Gathering community input for the report also was important, said the St. Thomas professor: “We wanted our report to be as complete as possible. I think it was wonderful to be able to collaborate with the community. Most of the time when you have issues like this, especially communities of color and poor communities of color being impacted, they typically don’t have a voice throughout the process.”
With recent published reports on allegations of misdoings with the Metro Gang Strike Force, studying the gang databases became even more important, noted St. Paul NAACP President Nathaniel Khaliq. “Our concerns are not only with the Metro Gang Task Force, but throughout the whole system,” he added.
“When we started looking at this, it was obvious to us that there was a great injustice that was being done to many of our young people being labeled,” Khaliq continued. He supports the report’s parental notification recommendation, as well requiring that law officers notify individuals when they are included on the gang list. “I think the government has an obligation to notify people on a list that can be detrimental to them.”
“From our research, GangNet is used by about 96 agencies across the state,” said Levy-Pounds. “So the database does go beyond what’s happening in St. Paul.”
The gang report also is being given to state legislators, she pointed out. “We are really adamant about the need for there to be a special audit, especially of those entries done by the Metro Gang Strike Force,” said Levy-Pounds, adding, “I wonder what will be the remedy for all those people who may have been unjustly placed in a gang database. Who is going to investigate that? I would like to see some action, particularly in that arena.”

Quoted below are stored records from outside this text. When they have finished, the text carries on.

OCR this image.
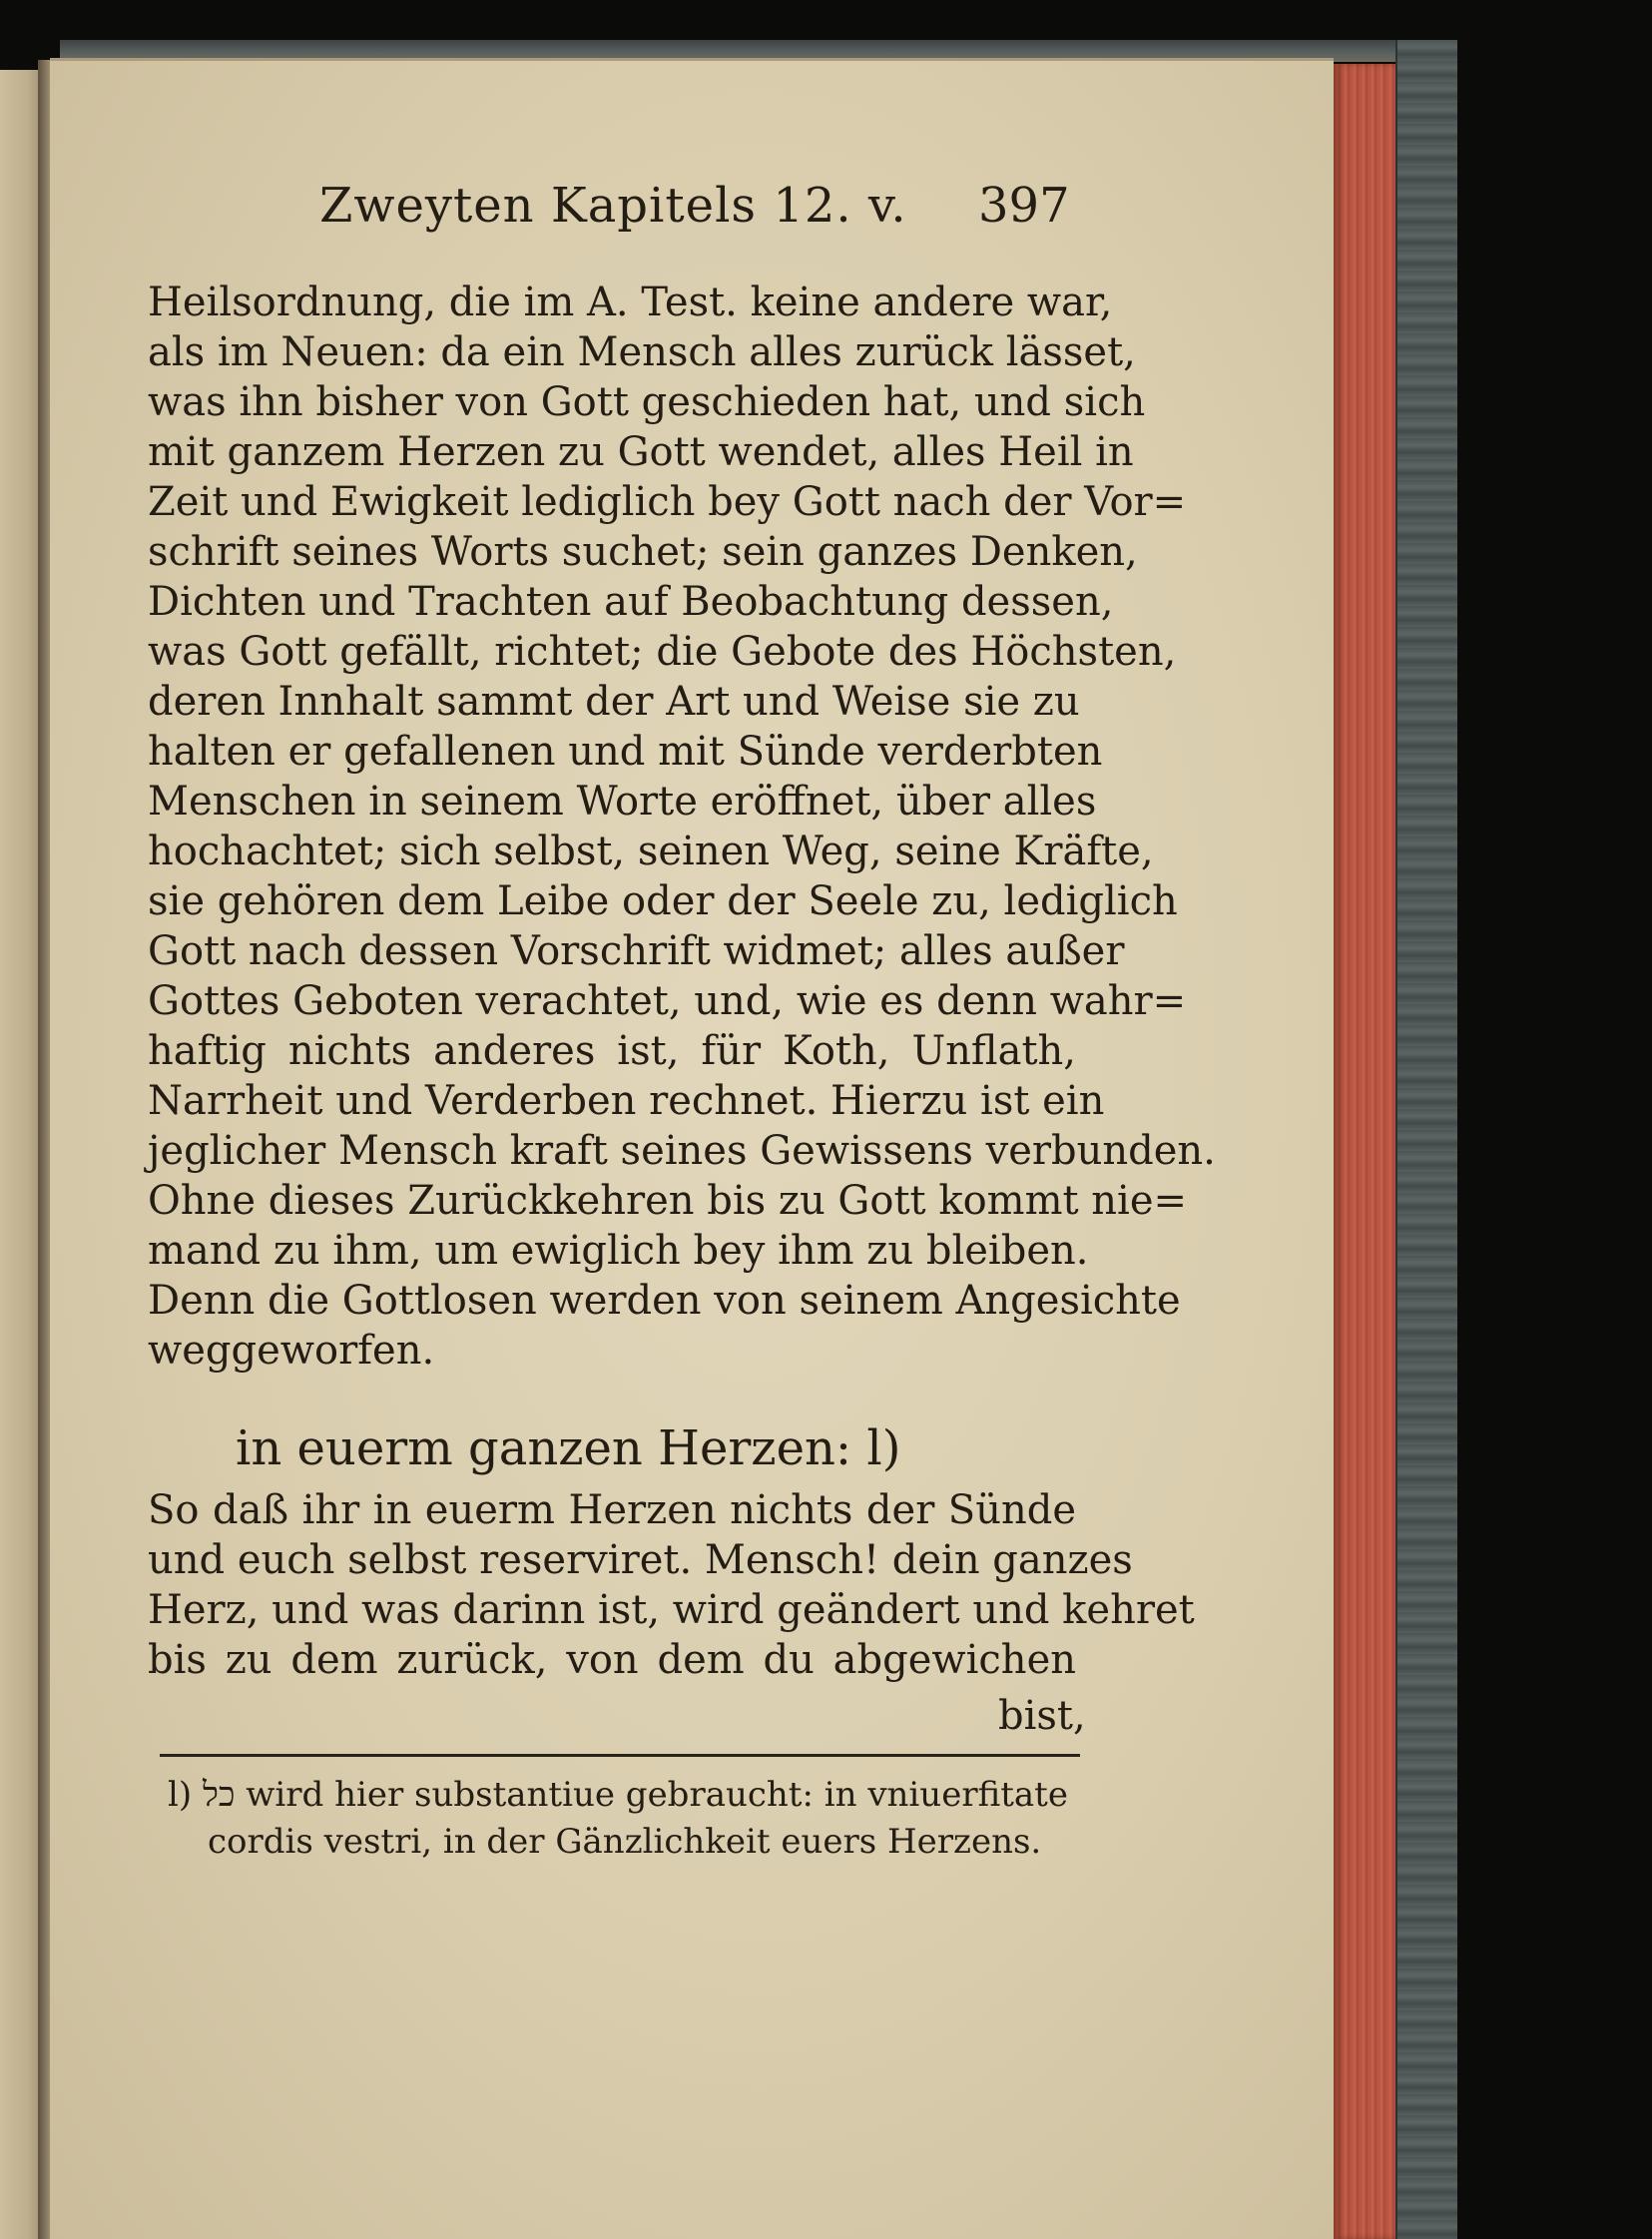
Zweyten Kapitels 12. v. 397
Heilsordnung, die im A. Test. keine andere war,
als im Neuen: da ein Mensch alles zurück lässet,
was ihn bisher von Gott geschieden hat, und sich
mit ganzem Herzen zu Gott wendet, alles Heil in
Zeit und Ewigkeit lediglich bey Gott nach der Vor=
schrift seines Worts suchet; sein ganzes Denken,
Dichten und Trachten auf Beobachtung dessen,
was Gott gefällt, richtet; die Gebote des Höchsten,
deren Innhalt sammt der Art und Weise sie zu
halten er gefallenen und mit Sünde verderbten
Menschen in seinem Worte eröffnet, über alles
hochachtet; sich selbst, seinen Weg, seine Kräfte,
sie gehören dem Leibe oder der Seele zu, lediglich
Gott nach dessen Vorschrift widmet; alles außer
Gottes Geboten verachtet, und, wie es denn wahr=
haftig nichts anderes ist, für Koth, Unflath,
Narrheit und Verderben rechnet. Hierzu ist ein
jeglicher Mensch kraft seines Gewissens verbunden.
Ohne dieses Zurückkehren bis zu Gott kommt nie=
mand zu ihm, um ewiglich bey ihm zu bleiben.
Denn die Gottlosen werden von seinem Angesichte
weggeworfen.
in euerm ganzen Herzen: l)
So daß ihr in euerm Herzen nichts der Sünde
und euch selbst reserviret. Mensch! dein ganzes
Herz, und was darinn ist, wird geändert und kehret
bis zu dem zurück, von dem du abgewichen
bist,
l) כל wird hier substantiue gebraucht: in vniuerfitate
cordis vestri, in der Gänzlichkeit euers Herzens.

Unlike Ramsey County, Hennepin County does not use GangNet but does use the Minnesota Gang Pointer File, which is maintained by the state’s Bureau of Criminal Apprehension (BCA), according to Hennepin County Sheriff Rich Stanek. “Gang activity in our metropolitan area continues to increase and not decrease,” he notes.
Stanick said he read the report and attended a presentation by Levy-Pounds at a recent Minnesota Sheriff’s Association meeting. “I thought the report was well thought out,” he said. “I think [parental notification] is one of the things that the Gang and Drug Oversight Council will strongly consider.
“I think that there is a good chance that some of those things might change: notification to parents; having a clear-cut structure by which, if you are listed on the database, either notification or a way for you to find out that you are listed; and then some type of appeals process or disclosure process. I think all those [recommendations] merit further discussion,” Stanek said.
Finally, Levy-Pounds urges that the gang data report and its recommendations be acted upon sooner rather than later. “I think we need to determine what is our vision in the state of Minnesota for reducing criminal gang activity and gang violence. We can either take the approach we are taking now, which is a huge case for concern, or we can move to an asset-based approach, where we focus on curbing gang involvement pro-actively for young people who are easy prey for getting into a gang.
“No one wants gang activity in their community,” she concluded, “but also, no one wants to be mislabeled or misidentified as a gang member. People want to be treated equally and fairly. Our laws should reflect that, but the practices and procedures [in law enforcement] should reflect that as well.”